Wilder Quoten-Ritt in Sat.1: TV-Zukunft weiter offen
Gerhard Berger hat in seinem Leben schon eine Menge ausprobiert und mitgemacht. Formel-1-Fahrer, Teambesitzer, FIA-Funktionär, Unternehmer und seit auch 2017 DTM-Chef.
Man lernt ja bekanntlich nie aus, auch als Chef einer Rennserie natürlich nicht. Was völlig Neues war für Berger das Thema Fernsehen. «Das ist sehr spannend und es macht mir wirklich Spaß», sagte er SPEEDWEEK.com.
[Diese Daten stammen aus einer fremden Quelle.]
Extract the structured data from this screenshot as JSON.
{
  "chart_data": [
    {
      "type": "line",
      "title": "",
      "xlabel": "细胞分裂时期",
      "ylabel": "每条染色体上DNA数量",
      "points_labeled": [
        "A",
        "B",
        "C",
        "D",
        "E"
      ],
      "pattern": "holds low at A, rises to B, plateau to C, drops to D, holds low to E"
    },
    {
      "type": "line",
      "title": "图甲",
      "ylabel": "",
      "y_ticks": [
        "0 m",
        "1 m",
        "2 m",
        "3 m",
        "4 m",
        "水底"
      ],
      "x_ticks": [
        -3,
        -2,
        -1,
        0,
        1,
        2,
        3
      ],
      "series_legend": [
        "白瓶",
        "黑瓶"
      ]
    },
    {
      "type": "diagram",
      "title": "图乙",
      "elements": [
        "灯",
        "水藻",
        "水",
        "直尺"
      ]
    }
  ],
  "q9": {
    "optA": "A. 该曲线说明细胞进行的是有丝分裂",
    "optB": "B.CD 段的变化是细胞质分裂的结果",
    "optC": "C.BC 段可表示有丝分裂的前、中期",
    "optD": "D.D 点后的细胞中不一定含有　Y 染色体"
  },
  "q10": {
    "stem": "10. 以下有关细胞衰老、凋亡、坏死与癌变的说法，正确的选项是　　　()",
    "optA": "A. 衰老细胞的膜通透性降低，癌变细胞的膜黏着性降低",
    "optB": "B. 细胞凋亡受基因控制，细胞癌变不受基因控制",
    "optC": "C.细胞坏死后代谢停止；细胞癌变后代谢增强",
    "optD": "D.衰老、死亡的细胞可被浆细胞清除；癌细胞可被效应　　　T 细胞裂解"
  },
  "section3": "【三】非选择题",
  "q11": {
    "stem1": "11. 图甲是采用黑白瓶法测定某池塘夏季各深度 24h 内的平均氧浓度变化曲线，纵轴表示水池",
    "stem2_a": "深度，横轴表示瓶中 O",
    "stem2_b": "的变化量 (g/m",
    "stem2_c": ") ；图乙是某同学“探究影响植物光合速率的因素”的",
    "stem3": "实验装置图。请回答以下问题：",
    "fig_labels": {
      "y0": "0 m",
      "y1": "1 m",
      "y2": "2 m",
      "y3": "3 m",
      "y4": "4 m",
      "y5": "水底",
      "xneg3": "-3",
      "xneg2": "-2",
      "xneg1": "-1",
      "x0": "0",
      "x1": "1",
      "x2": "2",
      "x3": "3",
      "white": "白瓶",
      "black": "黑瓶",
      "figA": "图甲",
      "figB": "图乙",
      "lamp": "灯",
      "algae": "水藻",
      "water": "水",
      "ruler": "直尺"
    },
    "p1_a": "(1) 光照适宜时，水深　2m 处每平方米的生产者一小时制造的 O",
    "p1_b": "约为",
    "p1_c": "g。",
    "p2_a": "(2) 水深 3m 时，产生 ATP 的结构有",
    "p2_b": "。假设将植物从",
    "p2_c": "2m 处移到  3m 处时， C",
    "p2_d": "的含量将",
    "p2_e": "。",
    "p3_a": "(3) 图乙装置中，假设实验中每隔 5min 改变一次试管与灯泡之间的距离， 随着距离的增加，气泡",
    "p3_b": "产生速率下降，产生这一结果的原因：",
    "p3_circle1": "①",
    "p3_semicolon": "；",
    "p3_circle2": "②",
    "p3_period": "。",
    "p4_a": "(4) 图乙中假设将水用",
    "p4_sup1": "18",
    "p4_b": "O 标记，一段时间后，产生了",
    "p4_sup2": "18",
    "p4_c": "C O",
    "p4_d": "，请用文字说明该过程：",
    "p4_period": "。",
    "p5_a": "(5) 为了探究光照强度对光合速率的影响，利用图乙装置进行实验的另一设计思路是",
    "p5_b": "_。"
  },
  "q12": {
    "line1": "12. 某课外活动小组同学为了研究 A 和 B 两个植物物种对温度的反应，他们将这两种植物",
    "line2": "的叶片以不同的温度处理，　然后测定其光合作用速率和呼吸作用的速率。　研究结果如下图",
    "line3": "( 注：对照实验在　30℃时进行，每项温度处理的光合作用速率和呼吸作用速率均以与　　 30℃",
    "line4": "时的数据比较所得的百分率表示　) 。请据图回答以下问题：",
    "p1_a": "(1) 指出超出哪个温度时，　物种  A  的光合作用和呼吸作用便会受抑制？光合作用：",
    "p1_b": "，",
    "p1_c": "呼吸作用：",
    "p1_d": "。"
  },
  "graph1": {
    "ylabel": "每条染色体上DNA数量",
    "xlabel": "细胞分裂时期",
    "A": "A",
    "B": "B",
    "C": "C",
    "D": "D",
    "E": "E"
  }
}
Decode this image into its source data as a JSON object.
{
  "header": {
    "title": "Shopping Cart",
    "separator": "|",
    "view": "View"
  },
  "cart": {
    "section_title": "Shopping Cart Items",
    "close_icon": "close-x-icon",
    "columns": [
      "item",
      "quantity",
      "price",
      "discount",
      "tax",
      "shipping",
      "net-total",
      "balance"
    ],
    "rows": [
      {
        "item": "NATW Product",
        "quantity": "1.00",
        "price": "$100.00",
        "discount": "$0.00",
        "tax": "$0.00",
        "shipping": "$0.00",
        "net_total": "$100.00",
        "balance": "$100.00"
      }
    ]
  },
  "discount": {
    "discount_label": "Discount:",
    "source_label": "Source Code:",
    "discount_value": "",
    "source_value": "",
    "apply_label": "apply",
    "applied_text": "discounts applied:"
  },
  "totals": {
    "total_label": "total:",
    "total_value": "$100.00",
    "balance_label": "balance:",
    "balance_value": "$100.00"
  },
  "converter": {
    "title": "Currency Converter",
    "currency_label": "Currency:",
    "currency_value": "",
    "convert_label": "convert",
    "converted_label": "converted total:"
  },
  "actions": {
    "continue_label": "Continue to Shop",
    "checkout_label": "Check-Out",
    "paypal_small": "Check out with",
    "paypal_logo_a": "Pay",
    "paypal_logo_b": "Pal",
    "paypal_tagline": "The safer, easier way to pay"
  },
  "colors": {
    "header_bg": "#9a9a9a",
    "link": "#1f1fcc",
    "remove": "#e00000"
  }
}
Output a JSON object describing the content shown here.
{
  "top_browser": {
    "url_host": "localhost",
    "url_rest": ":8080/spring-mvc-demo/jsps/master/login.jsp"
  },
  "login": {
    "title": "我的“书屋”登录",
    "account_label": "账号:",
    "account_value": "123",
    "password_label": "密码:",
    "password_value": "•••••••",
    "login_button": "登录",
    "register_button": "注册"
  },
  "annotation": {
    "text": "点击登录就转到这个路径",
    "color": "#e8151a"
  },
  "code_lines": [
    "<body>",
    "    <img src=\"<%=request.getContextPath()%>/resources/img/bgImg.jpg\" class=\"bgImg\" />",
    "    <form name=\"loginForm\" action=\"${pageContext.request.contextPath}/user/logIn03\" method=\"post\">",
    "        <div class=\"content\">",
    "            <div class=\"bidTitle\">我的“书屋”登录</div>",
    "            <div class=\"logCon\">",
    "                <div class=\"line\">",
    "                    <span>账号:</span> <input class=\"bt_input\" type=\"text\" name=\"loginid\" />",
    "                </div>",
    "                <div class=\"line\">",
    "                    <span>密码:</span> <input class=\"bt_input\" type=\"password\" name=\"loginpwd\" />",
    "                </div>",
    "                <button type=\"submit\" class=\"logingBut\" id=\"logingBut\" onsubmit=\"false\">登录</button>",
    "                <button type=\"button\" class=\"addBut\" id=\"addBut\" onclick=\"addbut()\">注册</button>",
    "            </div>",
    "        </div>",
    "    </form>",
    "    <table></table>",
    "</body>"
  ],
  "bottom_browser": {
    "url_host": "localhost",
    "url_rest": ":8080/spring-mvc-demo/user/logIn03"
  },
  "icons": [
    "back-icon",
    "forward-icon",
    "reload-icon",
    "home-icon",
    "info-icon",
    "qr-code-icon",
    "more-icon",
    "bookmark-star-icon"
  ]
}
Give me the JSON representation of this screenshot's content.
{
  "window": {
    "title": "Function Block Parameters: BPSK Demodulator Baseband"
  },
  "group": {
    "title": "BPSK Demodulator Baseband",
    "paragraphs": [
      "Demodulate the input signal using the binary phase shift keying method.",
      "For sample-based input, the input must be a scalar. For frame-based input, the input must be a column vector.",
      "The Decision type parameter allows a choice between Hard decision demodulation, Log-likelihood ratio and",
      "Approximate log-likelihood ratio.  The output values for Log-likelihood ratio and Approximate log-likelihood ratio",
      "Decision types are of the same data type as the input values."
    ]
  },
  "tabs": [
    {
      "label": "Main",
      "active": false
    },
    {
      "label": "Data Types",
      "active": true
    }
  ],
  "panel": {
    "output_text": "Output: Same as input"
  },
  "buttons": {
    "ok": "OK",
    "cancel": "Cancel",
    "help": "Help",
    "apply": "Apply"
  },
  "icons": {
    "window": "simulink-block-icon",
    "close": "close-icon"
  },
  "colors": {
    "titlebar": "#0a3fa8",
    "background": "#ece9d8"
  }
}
Reichweiten, Quoten, Marktanteile, Analysen – damit muss er sich seit seinem Amtsantritt herumschlagen. In seine Ära fällt der Wechsel von der ARD zu Sat.1, ein Einschnitt, nach einer Ewigkeit bei den Öffentlich-Rechtlichen. Dort hatte sich die DTM mit einem Schnitt von 0,89 Millionen Fans pro Rennen verabschiedet.
Sensibles Thema
Das TV-Thema ist komplex, es ist sensibel, und vor allem ist es essentiell für eine Serie wie die DTM. Denn natürlich wird der Erfoilg auch an den Quoten gemessen, an den nackten Zahlen. Dabei gibt es auch Bereiche, die nicht ganz nachvollziehbar sind. Warum es zum Beispiel extreme Quoten-Schwankungen gibt in dieser Saison.
Der Samstag ist weiterhin ein Sorgenkind, aber auch am Sonntag ging es hoch und runter. Mit neuen Tiefpunkten wie mit 350.000 Zuschauern am Samstag am Norisring, dem schwächsten Zuspruch, seit Sat.1 in der vergangenen Saison übernahm.
Und das bei einem Norisring-Rennen. Der Sonntag versöhnte dann aber wieder mit 800.000 Zuschauern. Beim zweiten und dritten Event in Zolder und Misano bewegte sich die Quote unter einer halben Million, in Assen zog der Zuspruch wieder etwas an.
Berger: «Es ist nicht ein Grund, da spielen sechs, sieben Sachen ineinander wie Wetter, Urlaubszeit oder Konkurrenzveranstaltungen.» Daneben können die Rennen über ran.de und auch dtm.com auch per Stream geschaut werden - was in die TV-Quote freilich nicht mit einfließt.
Auf Vorjahreskurs
Immerhin: Nach zehn von 18 Rennen ist man im TV auf Vorjahreskurs, liegt wie 2018 im Schnitt bei 0,59 Zuschauern pro Rennen.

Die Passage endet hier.